Execution safeguards:

- subprocess isolation via `multiprocessing.Process`
- timeout terminate/kill path
- tail truncation (`MAX_OUTPUT_CHARS = 1000`)
- restricted builtins to block risky operations

## Tasks Registry (`tasks.py`)

- Static hardcoded registry grouped by difficulty
- Exports:
  - `TASKS_BY_DIFFICULTY`
  - `ALL_TASKS`
- Expected total currently: 16 tasks
  - easy: 4
  - medium: 6
  - hard: 6

## OpenEnv Adapter and Client

`server/tracefix_rl_environment.py`:

- Maps optional reset difficulty to `training_step` hints
- Writes `system_prompt` into observation metadata
- Sets observation reward/done from gym step output

`client.py`:

- Sends actions using `model_dump(exclude_none=True)`
- Parses OpenEnv payloads into typed `CodeObservation`

## Inference Runner (`inference.py`)

Key defaults:

- `API_BASE_URL = https://router.huggingface.co/v1`
- `MODEL_NAME = Qwen/Qwen2.5-72B-Instruct`
- `MAX_STEPS = 50`
- `SUCCESS_SCORE_THRESHOLD = 0.99`
- `THINKING_TOKEN_LIMIT = 512`

Behavior:

- Logs in strict sequence: `[START]`, repeated `[STEP]`, then `[END]`
- Uses JSON extraction fallback path from model text
- Falls back to `RUN_TESTS` on parse or validation failure
- Supports `--easy`, `--medium`, `--hard`, `--debug`

## Drift and Risk Notes

1. `requirements.txt` currently pins `pydantic==1.10.17`, but code in `models.py` uses v2 APIs (`model_validator`).
2. `pyproject.toml` is the active dependency source for `uv sync`; `requirements.txt` appears stale relative to runtime assumptions.
3. `environment.py` defines `R_SUBMIT_ALL_PASS` and `R_SUBMIT_FAIL`, but submit currently uses clamped proportion-minus-step-cost scoring instead of those constants.
4. `server/tracefix_rl_environment.py` advertises concurrent sessions support, while `create_app(..., max_concurrent_envs=1)` constrains server-level concurrency.

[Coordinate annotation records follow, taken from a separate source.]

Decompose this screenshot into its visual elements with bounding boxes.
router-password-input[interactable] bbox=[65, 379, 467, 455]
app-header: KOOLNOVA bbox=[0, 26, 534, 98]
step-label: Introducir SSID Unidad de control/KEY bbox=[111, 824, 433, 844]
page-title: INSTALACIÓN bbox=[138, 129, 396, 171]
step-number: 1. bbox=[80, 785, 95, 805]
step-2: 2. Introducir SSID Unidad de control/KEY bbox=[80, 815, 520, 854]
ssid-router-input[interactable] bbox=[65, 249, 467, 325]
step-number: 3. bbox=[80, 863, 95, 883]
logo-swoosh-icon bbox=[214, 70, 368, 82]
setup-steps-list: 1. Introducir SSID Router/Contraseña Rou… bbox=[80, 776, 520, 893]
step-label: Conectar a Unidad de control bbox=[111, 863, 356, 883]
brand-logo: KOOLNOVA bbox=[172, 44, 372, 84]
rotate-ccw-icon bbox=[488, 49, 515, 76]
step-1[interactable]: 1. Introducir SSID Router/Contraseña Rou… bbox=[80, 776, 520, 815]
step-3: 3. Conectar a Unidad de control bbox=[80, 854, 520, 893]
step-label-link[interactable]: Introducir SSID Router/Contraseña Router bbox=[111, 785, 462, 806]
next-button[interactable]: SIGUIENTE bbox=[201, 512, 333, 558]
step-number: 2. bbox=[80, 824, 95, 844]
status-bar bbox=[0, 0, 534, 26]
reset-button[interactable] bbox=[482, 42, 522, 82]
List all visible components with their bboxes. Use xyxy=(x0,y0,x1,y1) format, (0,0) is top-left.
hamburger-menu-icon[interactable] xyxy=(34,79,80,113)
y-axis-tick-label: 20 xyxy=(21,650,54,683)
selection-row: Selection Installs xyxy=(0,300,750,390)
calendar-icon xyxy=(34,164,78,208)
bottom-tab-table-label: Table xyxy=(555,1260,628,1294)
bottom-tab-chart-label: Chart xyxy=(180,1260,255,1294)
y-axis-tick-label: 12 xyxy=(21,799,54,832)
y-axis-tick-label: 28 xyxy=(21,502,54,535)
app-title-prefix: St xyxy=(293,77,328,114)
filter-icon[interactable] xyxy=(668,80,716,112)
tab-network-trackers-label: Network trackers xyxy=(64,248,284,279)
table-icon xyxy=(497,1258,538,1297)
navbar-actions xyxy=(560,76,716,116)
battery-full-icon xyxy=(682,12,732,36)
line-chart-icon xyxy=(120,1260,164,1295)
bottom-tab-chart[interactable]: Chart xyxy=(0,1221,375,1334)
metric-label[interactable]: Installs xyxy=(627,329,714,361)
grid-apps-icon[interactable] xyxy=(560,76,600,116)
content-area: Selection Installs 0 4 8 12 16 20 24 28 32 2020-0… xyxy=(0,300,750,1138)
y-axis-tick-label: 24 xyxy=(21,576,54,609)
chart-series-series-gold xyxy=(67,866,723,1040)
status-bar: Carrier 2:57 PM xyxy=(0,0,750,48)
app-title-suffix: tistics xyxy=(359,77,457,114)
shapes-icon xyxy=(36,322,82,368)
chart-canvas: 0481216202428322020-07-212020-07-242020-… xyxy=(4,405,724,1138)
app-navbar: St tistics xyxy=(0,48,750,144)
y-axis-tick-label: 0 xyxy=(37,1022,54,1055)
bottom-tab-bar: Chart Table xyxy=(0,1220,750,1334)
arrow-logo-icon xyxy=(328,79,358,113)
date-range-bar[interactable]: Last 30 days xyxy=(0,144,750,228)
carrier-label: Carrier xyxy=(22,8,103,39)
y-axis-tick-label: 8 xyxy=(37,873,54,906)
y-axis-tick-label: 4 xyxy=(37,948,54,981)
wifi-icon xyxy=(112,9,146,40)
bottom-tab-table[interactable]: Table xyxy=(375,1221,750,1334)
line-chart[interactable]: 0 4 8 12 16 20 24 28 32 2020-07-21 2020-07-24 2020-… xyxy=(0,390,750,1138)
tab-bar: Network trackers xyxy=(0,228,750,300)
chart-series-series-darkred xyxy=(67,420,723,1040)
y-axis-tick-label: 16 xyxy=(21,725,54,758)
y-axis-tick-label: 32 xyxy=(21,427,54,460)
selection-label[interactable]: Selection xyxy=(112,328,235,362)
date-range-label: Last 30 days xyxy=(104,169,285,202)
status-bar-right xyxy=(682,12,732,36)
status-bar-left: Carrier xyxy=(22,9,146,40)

## Practical Checklist Before Validation

1. Confirm dependency source of truth (`pyproject.toml` vs `requirements.txt`) and align Pydantic version expectations.
2. Re-run pre-validation and capture the first failing check/output.
3. Remove tracked cache artifacts from version control if unintended (for example `__pycache__/*.pyc`).
4. Keep stdout format in `inference.py` unchanged, as validator parsing depends on it.